Smart Hustle: What kinds of challenges did you face when starting Project Being There?
Tracy Foster: Our motivation for creating Project Being There was our children. Leaving the orphanage with [them] while looking at the faces of the children who remained are memories we never forget. We knew who we wanted to help, but [faced several] challenges. We were living in the U.S., but wanted to work directly with children living in Vietnam. We didn’t speak or write Vietnamese. We had no funding. We wanted to work with an orphanage, but we had to find one willing to allow us access to their operations and to be directly involved with projects we funded. Finally, we were a loosely formed adoption group. In order to legally raise funds for charitable work, we needed to become a licensed nonprofit.
Smart Hustle: Sounds like it took a lot of patience and perseverance.
Foster: It took us several years and many failed attempts of making contact with groups working in Vietnam to find someone willing to be our advocate in Vietnam. Eventually, we were connected to an orphanage in a rural northern province that needed assistance and was willing to allow us to become personally involved with operations and the children living there.
We needed to establish what we could do to help the children. We decided the best method to determine how to help was to visit the orphanage. We made our first trip to St. An’s Orphanage in May 2009. We met the staff and children and considered the areas of need we felt we could financially address. We were still in the process of becoming a licensed nonprofit. We didn’t have funds to hire an attorney, so we researched and found a wonderful group called SCORE that assigned us a counselor who educated and shared his expertise on the process of creating a nonprofit organization. Through his counsel and assistance, we worked through the process and became an official licensed 501c3 nonprofit in September 2009. We paid all startup expenses out of our personal accounts.
Smart Hustle: What advice do you have for a startup nonprofit?
Foster: What people find most amazing about Project Being There is that we were able to become a 501c3 without hiring an attorney. Starting a new organization and becoming a licensed agency isn’t an easy process. However, it can be accomplished by doing your research, creating a business plan, and finding resources in your area that can assist you in accomplishing your goals.

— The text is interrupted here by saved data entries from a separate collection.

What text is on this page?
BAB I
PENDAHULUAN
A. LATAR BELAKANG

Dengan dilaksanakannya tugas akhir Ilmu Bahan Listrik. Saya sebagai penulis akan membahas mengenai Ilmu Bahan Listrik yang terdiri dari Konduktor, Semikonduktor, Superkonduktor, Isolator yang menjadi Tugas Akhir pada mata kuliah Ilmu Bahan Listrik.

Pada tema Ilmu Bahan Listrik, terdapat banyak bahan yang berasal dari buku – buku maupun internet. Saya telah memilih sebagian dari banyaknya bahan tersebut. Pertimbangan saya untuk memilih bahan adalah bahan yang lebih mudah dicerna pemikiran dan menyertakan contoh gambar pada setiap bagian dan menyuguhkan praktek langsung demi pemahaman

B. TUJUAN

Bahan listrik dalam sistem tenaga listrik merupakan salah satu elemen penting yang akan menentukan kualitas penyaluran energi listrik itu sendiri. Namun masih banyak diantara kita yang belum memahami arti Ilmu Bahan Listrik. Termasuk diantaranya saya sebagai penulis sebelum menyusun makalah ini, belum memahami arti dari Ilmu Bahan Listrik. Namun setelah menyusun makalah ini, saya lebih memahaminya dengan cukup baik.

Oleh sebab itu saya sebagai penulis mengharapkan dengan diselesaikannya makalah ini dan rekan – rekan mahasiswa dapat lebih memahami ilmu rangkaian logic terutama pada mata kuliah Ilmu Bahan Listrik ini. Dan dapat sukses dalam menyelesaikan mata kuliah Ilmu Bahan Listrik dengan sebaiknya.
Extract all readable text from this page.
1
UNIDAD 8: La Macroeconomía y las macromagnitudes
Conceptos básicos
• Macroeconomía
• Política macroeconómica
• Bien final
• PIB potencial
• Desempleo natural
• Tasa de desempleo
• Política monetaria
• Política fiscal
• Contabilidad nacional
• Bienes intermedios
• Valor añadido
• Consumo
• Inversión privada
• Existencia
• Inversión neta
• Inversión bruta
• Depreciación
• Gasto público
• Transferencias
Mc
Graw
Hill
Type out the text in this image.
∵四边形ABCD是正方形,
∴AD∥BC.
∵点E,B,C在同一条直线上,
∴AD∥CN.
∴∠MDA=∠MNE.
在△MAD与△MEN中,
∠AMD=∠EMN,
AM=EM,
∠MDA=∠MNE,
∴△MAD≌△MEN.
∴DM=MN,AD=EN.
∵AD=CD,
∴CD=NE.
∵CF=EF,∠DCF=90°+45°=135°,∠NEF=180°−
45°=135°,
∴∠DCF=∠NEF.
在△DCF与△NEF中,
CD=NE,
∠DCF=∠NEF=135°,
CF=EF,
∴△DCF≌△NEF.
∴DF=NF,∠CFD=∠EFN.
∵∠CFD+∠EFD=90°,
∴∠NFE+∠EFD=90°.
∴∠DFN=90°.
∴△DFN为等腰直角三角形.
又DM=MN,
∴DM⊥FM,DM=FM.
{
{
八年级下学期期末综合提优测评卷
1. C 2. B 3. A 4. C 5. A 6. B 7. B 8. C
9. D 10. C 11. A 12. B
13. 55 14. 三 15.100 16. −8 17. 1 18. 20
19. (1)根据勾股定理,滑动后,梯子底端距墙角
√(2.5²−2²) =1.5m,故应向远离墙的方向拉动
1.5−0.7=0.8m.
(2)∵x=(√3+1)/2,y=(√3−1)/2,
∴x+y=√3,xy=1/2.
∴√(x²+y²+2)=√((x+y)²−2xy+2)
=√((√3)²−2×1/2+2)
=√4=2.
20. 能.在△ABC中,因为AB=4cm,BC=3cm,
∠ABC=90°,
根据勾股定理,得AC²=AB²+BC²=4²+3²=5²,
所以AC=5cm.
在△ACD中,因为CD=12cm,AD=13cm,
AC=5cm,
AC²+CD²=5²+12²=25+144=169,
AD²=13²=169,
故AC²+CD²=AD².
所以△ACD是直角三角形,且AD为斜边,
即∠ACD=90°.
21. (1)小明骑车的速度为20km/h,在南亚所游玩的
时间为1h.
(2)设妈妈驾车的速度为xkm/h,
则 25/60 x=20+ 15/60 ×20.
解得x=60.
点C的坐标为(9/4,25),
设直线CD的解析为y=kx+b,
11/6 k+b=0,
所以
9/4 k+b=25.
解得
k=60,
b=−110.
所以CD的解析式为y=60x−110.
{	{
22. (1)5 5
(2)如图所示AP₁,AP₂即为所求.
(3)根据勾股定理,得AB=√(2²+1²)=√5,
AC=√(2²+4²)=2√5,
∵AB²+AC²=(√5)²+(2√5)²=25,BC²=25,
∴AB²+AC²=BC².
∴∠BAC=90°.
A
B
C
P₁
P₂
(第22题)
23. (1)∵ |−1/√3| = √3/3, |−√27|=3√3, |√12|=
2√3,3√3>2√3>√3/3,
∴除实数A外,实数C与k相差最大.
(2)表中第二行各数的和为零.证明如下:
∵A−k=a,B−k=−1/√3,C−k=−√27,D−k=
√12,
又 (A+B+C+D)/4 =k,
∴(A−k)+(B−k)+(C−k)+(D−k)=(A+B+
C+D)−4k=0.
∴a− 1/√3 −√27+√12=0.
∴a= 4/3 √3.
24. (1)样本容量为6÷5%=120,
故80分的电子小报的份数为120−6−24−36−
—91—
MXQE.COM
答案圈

Flexibility is also a great tool to use when starting a new business. We originally thought we would find other orphanages to work with in Vietnam. Once we actually began our work there, we found in order to truly make a difference and become a change agent for the children, we first had to establish credibility and trust with the staff and the children. This would require a long-term commitment and approach to our work in Vietnam. We committed to visiting the orphanage annually to stay, work and play with the children. We usually make two visits a year. The children and staff know who we are, that we care, and that we are not going to leave them. It took a few years to establish these relationships. I would advise new startups to be persistent and committed in establishing your organization. We knew what we wanted and worked for years to put all the pieces in place.